Quanto às demais profissões jurídicas, foi também preciso esperar pela Revolução dos Cravos para que as mulheres vissem autorizado o seu acesso às carreiras da Magistratura Judicial. Com o advento do Estado Novo, a situação da mulher tinha regredido muito, em particular na legislação, já que António de Oliveira Salazar considerava que “o lugar da mulher é no seu papel essencialmente familiar, como mãe, esposa, irmã ou filha” e que “o trabalho da mulher fora do lar desagrega este, separa os membros da família, torna-os um pouco estranhos uns aos outros”. Era assim proibido o  trabalho das mulheres na administração local, na carreira diplomática, na magistratura e em postos de trabalho no Ministério das Obras Públicas e existiam restrições ou proibições de matrimônio para certas profissões. Foi, no entanto, só em 1979, que uma lei (decreto-Lei n.º 392/79) passou a garantir a igualdade entre mulheres e homens em oportunidades e tratamento na área laboral e foi preciso esperar até 1990 para que Maria de Jesus Serra Lopes fosse eleita como a primeira bastonária da Ordem dos Advogados e 2004 para ver Maria Laura Leonardo tornar-se a primeira juíza a chegar ao Supremo Tribunal de Justiça. 

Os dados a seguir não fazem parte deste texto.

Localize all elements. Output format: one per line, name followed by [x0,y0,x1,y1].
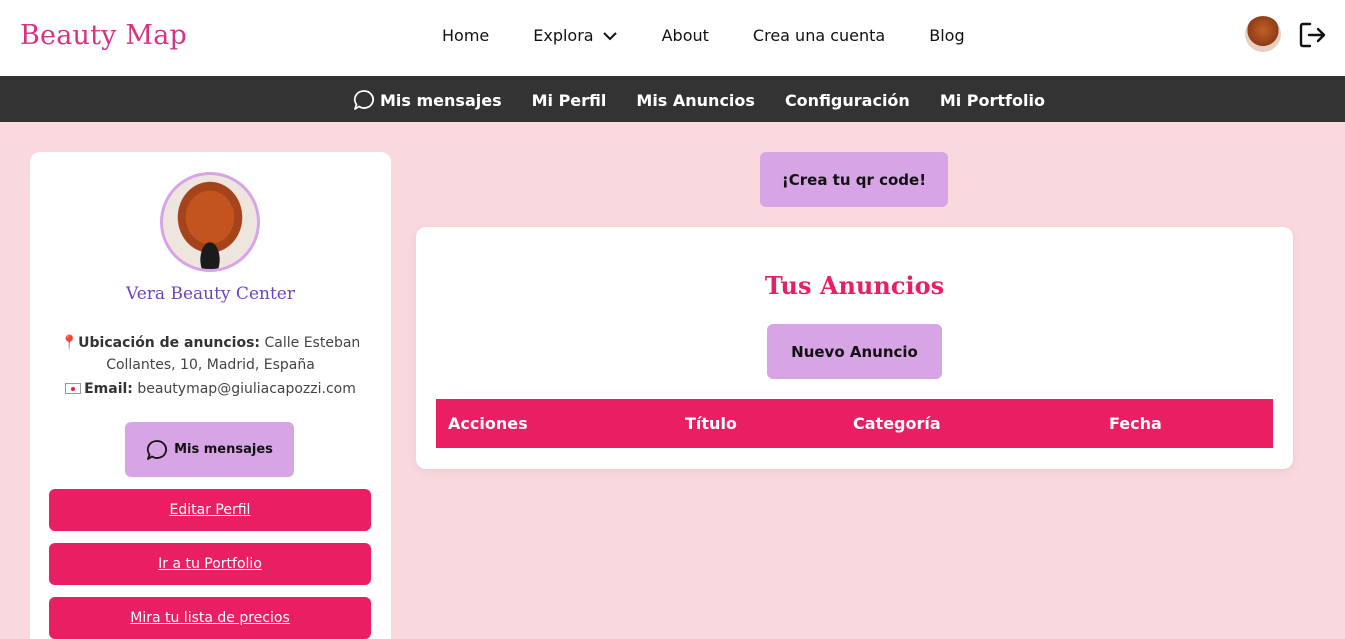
nuevo-anuncio-button[interactable]: Nuevo Anuncio [767,324,942,379]
nav-blog-label: Blog [929,26,965,45]
column-acciones: Acciones [448,414,528,433]
mis-mensajes-button[interactable]: Mis mensajes [125,422,294,477]
chat-bubble-icon [147,439,168,460]
location-pin-icon: 📍 [60,335,79,351]
ads-card: Tus Anuncios Nuevo Anuncio Acciones Títu… [416,227,1293,469]
email-label: Email: [84,381,133,397]
mis-mensajes-button-label: Mis mensajes [174,442,273,457]
email-info: Email: beautymap@giuliacapozzi.com [50,381,371,397]
editar-perfil-button[interactable]: Editar Perfil [49,489,371,531]
chat-bubble-icon [353,90,374,110]
profile-name: Vera Beauty Center [126,284,295,304]
ir-portfolio-button[interactable]: Ir a tu Portfolio [49,543,371,585]
subnav-configuracion-label: Configuración [784,90,910,110]
ads-title: Tus Anuncios [764,271,945,300]
nav-crea-cuenta[interactable]: Crea una cuenta [753,26,885,45]
nav-about[interactable]: About [662,26,709,45]
subnav-mis-mensajes[interactable]: Mis mensajes [353,89,502,111]
lista-precios-button[interactable]: Mira tu lista de precios [49,597,371,639]
location-label: Ubicación de anuncios: [78,335,261,351]
main-nav: Home Explora About Crea una cuenta Blog [442,26,965,45]
nav-home-label: Home [442,26,490,45]
nav-about-label: About [661,26,709,45]
email-value: beautymap@giuliacapozzi.com [137,381,356,397]
nav-blog[interactable]: Blog [929,26,964,45]
brand-logo[interactable]: Beauty Map [20,20,187,51]
top-navbar: Beauty Map Home Explora About Crea una c… [0,0,1345,76]
subnav-configuracion[interactable]: Configuración [785,91,910,110]
nav-crea-cuenta-label: Crea una cuenta [752,26,886,45]
column-categoria: Categoría [853,414,941,433]
nav-explora-label: Explora [533,26,594,45]
subnav-mis-anuncios-label: Mis Anuncios [636,90,755,110]
location-info: 📍Ubicación de anuncios: Calle Esteban Co… [60,332,361,376]
nav-home[interactable]: Home [442,26,489,45]
subnav-mi-portfolio[interactable]: Mi Portfolio [940,91,1045,110]
profile-avatar [160,172,260,272]
profile-card: Vera Beauty Center 📍Ubicación de anuncio… [30,152,391,639]
subnav-mi-portfolio-label: Mi Portfolio [939,90,1045,110]
subnav-mi-perfil-label: Mi Perfil [531,90,607,110]
subnav-mis-mensajes-label: Mis mensajes [380,90,502,110]
account-subnav: Mis mensajes Mi Perfil Mis Anuncios Conf… [0,76,1345,122]
nav-explora[interactable]: Explora [533,26,617,45]
crea-qr-button[interactable]: ¡Crea tu qr code! [760,152,948,207]
logout-icon[interactable] [1298,20,1328,50]
subnav-mis-anuncios[interactable]: Mis Anuncios [636,91,755,110]
user-avatar[interactable] [1245,16,1281,52]
column-fecha: Fecha [1109,414,1162,433]
envelope-icon [65,383,82,394]
chevron-down-icon [602,31,617,40]
ads-table-header: Acciones Título Categoría Fecha [436,399,1273,448]
subnav-mi-perfil[interactable]: Mi Perfil [532,91,607,110]
column-titulo: Título [685,414,737,433]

Uma das mais significativas transformações das profissões jurídicas é sem dúvida a sua crescente feminização e é notável pensar que, em cerca de 35 anos, no caso das magistraturas, as mulheres passaram de estar legalmente impedidas de exercer profissões jurídicas a constituírem a sua maioria. Em 2015, segundo a Commission Européenne pour l’efficacité de la Justice, das 8 profissões exercidas em Portugal na maioria por mulheres, 3 eram da área da Justiça: 60% dos procuradores, 58% dos juízes e 54% das advogadas eram mulheres. É, por isso, importante que não nos esqueçamos do longo caminho percorrido na evolução do papel que é consagrado às mulheres na Justiça portuguesa e do progresso que foi feito nesta área.

Desde a autorização de acesso, o número de mulheres magistradas têm, naturalmente vindo a crescer todos os anos, tendo, por exemplo, passado de 181 em 1990 a 536 em 2000. No entanto, foi em 2007 que as mulheres magistradas, com um total de 846, tornaram-se mais numerosas que os 833 magistrados homens, segundo dados da DGPJ. Em 2016, a proporção de mulheres era quase 70% nos tribunais de 1ª instância, acima dos 40% nos juízos de 2ª instância, e cerca de 15% no Supremo Tribunal de Justiça de acordo com dados do 2018 EU Justice Scoreboard. Em 2017, num universo de 1771 magistrados judiciais, 702 eram homens e 1069 mulheres. No que diz respeito à advocacia, a profissão passou a ser exercida na maioria por mulheres a partir de 2009. Em 2017, dos 31 326 advogados que existiam em Portugal, 17 131 eram mulheres e 14 195 homens, segundo dados da DGPJ.